Caso queira se aventurar por algum acontecimento recente, jamais cite como fonte a imprensa ‘golpista’ que inclui Folha, Estadão, Globo, Veja etc. O único veículo que merece credibilidade dos examinadores é a Carta Capital.

São sempre bem vindas menções a pensadores chiques de esquerda como Sartre, Lukács ou Foucault. Não perca tempo lendo as obras dos ditos cujos pois você obviamente não vai entender nada. Basta pegar uma citação extraída de algum livro, pinçada no buscador do Google. Não se preocupe em checar a autenticidade pois os julgadores também nunca leram. Em se tratando de latino-americanos, dê preferência a Gabriel Garcia Márquez e sobretudo Eduardo Galeano (que, mesmo sendo um escritor menor, desfruta de um prestígio inigualável no meio). Não se arrisque a citar autores supostamente ‘de direita’ nem mesmo ficcionistas como Borges, Vargas Llosa ou Nelson Rodrigues.

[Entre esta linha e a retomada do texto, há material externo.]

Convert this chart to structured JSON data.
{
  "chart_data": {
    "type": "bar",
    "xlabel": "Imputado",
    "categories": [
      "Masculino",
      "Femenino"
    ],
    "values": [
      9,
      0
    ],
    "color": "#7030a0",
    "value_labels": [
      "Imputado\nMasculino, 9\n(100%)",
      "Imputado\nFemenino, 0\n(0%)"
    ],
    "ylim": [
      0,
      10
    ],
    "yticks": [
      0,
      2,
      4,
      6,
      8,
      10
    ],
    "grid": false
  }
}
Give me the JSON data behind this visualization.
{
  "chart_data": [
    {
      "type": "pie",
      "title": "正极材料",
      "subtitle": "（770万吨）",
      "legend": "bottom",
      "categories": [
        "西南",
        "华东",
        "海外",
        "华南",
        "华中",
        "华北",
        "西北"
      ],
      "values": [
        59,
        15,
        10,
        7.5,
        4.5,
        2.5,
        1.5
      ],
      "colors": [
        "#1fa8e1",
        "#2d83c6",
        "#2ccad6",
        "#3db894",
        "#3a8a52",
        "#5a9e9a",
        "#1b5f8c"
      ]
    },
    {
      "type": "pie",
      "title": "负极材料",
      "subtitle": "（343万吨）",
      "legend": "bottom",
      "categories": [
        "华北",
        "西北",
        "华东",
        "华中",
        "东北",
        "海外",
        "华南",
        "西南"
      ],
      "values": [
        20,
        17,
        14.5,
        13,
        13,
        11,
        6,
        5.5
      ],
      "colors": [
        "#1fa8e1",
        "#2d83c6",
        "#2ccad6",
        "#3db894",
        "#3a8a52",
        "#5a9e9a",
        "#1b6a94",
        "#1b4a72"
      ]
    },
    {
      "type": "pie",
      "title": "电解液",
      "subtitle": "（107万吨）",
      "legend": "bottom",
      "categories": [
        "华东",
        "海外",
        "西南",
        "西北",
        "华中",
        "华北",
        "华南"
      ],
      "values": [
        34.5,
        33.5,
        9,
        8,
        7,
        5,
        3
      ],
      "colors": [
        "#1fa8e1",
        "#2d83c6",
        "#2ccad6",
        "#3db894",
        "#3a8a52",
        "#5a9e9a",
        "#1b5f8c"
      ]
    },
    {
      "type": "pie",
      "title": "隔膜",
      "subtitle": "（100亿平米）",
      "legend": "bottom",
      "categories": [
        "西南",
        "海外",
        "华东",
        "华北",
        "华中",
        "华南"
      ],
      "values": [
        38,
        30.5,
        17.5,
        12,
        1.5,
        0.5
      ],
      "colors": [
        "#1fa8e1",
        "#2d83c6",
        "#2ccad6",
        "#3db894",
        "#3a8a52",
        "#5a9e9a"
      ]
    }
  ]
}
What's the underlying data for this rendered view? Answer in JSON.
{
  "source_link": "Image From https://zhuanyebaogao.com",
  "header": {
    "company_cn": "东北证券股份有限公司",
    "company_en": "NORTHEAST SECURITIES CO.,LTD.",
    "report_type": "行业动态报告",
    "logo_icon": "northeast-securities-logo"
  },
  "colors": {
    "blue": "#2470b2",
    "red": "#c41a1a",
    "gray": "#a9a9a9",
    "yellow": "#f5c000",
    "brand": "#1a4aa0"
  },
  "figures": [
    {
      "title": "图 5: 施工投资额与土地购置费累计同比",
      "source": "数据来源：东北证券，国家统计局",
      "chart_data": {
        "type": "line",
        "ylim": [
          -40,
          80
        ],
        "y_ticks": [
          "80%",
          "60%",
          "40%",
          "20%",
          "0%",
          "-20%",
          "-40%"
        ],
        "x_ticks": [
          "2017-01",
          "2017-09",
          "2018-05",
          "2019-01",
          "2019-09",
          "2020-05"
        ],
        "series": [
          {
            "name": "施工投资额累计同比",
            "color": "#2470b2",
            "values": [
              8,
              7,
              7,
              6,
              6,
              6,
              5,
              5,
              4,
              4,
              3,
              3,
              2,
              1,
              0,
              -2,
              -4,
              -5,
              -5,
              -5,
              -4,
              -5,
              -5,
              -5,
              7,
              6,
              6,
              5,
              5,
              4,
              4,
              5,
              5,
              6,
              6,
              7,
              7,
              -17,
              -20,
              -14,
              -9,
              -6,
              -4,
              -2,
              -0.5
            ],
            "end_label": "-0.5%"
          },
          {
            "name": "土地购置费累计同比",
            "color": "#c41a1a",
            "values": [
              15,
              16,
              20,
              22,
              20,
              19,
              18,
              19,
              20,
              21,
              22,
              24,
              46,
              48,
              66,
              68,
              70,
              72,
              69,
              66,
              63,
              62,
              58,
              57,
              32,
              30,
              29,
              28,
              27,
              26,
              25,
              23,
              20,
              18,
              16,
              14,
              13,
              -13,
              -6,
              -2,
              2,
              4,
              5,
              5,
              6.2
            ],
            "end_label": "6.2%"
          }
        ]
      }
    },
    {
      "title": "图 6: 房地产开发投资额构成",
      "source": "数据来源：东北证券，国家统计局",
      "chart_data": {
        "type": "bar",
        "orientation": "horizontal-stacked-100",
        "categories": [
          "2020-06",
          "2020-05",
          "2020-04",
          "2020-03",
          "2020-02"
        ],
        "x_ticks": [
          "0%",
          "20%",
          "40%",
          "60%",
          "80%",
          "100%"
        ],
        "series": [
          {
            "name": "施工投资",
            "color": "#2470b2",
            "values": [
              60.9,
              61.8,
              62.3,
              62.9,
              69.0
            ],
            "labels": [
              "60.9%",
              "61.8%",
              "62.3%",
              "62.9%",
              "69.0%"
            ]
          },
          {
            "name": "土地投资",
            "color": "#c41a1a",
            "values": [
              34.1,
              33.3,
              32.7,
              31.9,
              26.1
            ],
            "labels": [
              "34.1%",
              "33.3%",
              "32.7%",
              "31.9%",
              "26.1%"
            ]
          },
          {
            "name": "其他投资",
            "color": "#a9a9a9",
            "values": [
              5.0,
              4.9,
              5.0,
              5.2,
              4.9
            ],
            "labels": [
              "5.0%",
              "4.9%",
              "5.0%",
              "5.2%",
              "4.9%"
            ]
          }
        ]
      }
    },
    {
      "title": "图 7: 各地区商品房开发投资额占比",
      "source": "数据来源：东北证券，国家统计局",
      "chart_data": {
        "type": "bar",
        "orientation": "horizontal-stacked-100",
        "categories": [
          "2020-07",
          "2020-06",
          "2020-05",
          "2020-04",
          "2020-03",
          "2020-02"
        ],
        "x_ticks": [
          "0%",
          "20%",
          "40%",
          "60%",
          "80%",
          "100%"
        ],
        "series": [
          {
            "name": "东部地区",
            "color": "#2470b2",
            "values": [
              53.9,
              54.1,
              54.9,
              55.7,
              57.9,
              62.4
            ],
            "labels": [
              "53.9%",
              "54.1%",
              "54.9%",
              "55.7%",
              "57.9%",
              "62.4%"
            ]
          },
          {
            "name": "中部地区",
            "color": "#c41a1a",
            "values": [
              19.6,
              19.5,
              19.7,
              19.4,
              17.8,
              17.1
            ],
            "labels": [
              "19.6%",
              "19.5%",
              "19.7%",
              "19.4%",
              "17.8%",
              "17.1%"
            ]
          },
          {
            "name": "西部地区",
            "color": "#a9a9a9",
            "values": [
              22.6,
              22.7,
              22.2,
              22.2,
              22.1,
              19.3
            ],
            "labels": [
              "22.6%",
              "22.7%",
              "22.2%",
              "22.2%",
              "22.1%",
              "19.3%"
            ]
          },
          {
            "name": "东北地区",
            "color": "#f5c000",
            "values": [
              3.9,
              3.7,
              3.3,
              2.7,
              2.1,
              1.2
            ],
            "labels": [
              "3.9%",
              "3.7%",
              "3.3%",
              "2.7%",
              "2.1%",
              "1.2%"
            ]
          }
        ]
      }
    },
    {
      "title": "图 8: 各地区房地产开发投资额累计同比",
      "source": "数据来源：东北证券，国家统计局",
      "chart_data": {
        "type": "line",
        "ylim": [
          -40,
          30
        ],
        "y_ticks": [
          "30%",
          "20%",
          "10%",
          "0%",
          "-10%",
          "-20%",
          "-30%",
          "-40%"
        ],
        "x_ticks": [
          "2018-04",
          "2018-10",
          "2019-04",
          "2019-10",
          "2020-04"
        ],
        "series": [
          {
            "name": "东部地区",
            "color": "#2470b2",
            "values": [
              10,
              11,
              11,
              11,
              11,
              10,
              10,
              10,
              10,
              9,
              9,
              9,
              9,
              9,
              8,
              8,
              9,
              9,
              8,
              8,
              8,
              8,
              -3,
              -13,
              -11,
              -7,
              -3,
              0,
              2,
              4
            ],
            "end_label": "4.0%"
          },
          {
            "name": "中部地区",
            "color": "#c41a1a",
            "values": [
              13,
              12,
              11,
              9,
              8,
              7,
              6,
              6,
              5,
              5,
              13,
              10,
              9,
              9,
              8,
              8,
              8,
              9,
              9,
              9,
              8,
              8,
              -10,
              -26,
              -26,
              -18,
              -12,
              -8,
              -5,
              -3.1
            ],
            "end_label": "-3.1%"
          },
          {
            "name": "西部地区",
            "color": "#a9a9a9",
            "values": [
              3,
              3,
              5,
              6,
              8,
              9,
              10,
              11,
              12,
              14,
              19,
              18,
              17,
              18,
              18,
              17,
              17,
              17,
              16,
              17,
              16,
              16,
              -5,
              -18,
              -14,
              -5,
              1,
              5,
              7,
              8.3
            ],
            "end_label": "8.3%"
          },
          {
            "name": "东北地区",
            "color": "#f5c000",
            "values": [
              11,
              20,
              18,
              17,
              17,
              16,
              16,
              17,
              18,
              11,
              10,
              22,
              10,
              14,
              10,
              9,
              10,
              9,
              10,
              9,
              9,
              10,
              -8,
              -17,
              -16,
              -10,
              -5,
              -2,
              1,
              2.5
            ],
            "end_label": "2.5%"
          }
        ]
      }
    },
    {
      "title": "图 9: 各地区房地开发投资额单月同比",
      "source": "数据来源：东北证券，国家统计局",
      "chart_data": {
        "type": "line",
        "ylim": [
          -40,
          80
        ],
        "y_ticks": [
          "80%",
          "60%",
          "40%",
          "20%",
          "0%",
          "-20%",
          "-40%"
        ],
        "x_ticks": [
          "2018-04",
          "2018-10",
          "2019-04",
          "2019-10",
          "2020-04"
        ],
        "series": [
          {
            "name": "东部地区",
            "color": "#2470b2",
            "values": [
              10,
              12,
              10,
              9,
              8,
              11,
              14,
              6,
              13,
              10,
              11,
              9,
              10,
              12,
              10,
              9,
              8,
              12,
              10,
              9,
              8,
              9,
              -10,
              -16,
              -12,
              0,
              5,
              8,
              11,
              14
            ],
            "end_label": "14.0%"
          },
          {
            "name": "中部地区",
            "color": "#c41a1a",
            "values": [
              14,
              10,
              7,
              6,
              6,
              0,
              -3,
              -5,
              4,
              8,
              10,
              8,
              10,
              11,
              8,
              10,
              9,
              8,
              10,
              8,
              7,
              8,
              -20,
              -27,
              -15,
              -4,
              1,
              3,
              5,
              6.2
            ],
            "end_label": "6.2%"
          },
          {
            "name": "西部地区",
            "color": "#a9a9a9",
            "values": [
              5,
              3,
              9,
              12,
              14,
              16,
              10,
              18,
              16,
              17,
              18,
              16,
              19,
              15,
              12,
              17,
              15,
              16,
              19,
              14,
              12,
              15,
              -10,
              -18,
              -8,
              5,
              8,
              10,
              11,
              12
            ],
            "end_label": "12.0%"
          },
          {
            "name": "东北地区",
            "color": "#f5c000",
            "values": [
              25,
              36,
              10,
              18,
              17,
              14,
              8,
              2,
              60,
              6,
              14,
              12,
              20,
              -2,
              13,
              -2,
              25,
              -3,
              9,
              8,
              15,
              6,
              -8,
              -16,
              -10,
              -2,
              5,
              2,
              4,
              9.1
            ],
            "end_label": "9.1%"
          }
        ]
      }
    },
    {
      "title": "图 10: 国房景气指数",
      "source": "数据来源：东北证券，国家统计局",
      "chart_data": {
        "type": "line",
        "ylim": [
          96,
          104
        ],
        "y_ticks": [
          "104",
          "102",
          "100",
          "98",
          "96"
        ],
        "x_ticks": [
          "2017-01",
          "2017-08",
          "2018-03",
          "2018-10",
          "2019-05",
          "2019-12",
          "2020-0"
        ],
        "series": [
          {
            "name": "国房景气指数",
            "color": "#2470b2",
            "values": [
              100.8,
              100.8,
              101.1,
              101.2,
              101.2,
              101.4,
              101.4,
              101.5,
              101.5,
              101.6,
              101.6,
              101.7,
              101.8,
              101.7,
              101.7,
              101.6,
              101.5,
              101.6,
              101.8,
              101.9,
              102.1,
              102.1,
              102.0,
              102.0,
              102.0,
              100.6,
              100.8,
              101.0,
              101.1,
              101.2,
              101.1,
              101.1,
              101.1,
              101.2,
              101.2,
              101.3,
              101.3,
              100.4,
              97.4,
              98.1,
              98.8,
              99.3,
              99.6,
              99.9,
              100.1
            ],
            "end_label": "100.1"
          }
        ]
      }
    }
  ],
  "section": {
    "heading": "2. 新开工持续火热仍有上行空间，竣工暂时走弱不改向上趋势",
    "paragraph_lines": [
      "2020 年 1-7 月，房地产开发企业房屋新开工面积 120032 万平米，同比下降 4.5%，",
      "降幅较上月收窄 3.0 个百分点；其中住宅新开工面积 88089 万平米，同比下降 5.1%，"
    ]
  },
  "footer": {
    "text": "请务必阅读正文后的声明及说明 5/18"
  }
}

Em hipótese alguma, deixe transparecer qualquer traço de aceitação ao sistema vigente ou perspectiva de melhores dias com o governo “fascista” eleito para não angariar antipatia dos professores, cuja formação foi herdada da resistência à ditadura militar. Você deve necessariamente compartilhar da mesma ideologia (ou ser visto como tal) ou será considerado inapto a ingressar numa boa faculdade por ser “coxinha” em potencial.

Por fim, não permita que o trauma da redação do ENEM destrua seu desejo por escrever e ler poesias, contos ou obras de ficção e realidade fantástica. Assim que passar o pesadelo das provas, saiba que há milhares de lindos e inspiradores livros que lhe permitem voar alto para longe da tragédia social pela qual, apesar do empenho em envolver-lhe feito pelos mestres politizados, você não deve carregar nenhuma culpa. De Machado de Assis a Drummond de Andrade, de Gonçalves Dias a Paulo Leminsky, de Lewis Carroll a George R R Martin, do Pequeno Príncipe a Harry Potter, do Superman ao Dragon Ball. Leituras deliciosas, motivadoras e sem compromisso, eivadas de liberdade e beleza que passam a quilômetros de distância do mundo em degradação retratado pelos educa(stra)dores do ENEM.